How long did the band continue to exist?
Well, we started back in 1958 and we lasted till about 1965. At that time the Beatles scored big on the hitparade and there was little demand for indo-rock sound for a while. Sound familiar?

Did the Hot Rollers have any records out?
We did some shows for a booking office, and we were promised a record contract. We also did a show for a Dutch radiostation, who also kinda promised us a contract, but neither of them ever came through for us. We had a reunion concert in 1981, Greetje was there too, and we recorded the gig to be issued on LP. The reunion was a blast, but the recordings failed, so there we were, empty handed again. A few years ago Rarity Records issued a CD with 6 tracks recorded in 1961. At this point, these tracks are the only Hot Rollers' tracks available.

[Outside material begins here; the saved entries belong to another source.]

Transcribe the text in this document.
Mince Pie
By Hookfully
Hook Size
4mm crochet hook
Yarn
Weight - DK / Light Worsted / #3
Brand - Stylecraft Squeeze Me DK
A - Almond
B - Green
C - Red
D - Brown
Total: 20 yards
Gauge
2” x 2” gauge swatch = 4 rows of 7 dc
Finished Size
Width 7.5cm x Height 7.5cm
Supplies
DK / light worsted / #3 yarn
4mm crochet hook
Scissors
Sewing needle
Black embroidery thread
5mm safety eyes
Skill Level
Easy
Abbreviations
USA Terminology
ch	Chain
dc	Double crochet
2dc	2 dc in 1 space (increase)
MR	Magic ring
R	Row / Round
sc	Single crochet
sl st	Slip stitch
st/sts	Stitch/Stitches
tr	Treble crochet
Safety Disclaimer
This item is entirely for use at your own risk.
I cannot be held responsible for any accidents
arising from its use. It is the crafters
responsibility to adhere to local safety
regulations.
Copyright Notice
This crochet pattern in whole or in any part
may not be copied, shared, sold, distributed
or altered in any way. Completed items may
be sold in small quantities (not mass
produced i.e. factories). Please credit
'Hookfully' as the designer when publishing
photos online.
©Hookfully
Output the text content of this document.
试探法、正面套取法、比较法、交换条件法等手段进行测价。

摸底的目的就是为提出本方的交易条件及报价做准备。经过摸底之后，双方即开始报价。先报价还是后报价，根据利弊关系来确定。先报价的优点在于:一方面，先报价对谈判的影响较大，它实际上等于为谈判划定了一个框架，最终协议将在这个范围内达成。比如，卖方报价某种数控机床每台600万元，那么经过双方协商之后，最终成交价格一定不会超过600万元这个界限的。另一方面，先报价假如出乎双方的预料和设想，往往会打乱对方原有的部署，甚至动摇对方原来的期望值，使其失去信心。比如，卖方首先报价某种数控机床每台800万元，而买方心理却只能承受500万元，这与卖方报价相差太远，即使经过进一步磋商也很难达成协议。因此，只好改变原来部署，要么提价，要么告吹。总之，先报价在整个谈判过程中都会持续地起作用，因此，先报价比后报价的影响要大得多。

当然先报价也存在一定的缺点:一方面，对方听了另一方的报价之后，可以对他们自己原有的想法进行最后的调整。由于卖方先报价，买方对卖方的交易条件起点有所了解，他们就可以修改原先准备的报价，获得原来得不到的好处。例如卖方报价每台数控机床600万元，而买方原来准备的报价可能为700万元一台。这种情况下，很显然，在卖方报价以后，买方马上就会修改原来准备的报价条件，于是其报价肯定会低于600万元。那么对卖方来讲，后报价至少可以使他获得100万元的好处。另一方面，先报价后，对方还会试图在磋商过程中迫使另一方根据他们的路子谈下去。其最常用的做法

What happened to the Hot Rollers after that?
Henry, Hans and Bert still live in the same neighborhood and they sometimes play at birthday parties with a friend named Arthur (from Arthur and the Croonies). Edo's health is not what it used to be, I'm sorry to say, and Boy now lives in Indonesia. Greetje moved to Limburg (in the south of Holland) en other bandmembers still meet now and then at parties. Jan Hobé became a well knwon referee in Dutch soccer and Hans Spies is still playing in a band called "Vanguard."

The original Hot Rollers:
Hans Nagel: Lead Guitar, Vocals
Boy Marlisa: Lead Guitar, Vocals
Edo Gang: Rhythm Guitar
Henry Nagel: Bass, Vocals
Jan Hobé:

Other musicians that played with the Hot Rollers:
Guitarists: Rob Stecher, Eric Nutzmann, Hans Spies,
Cor Nagel and Jopie Matakena
Drummers: Bert Spee, Frank Marlisa, Chris van de Eijkel,
Jos Markus, Anis Pasanea, Theo van Rossum.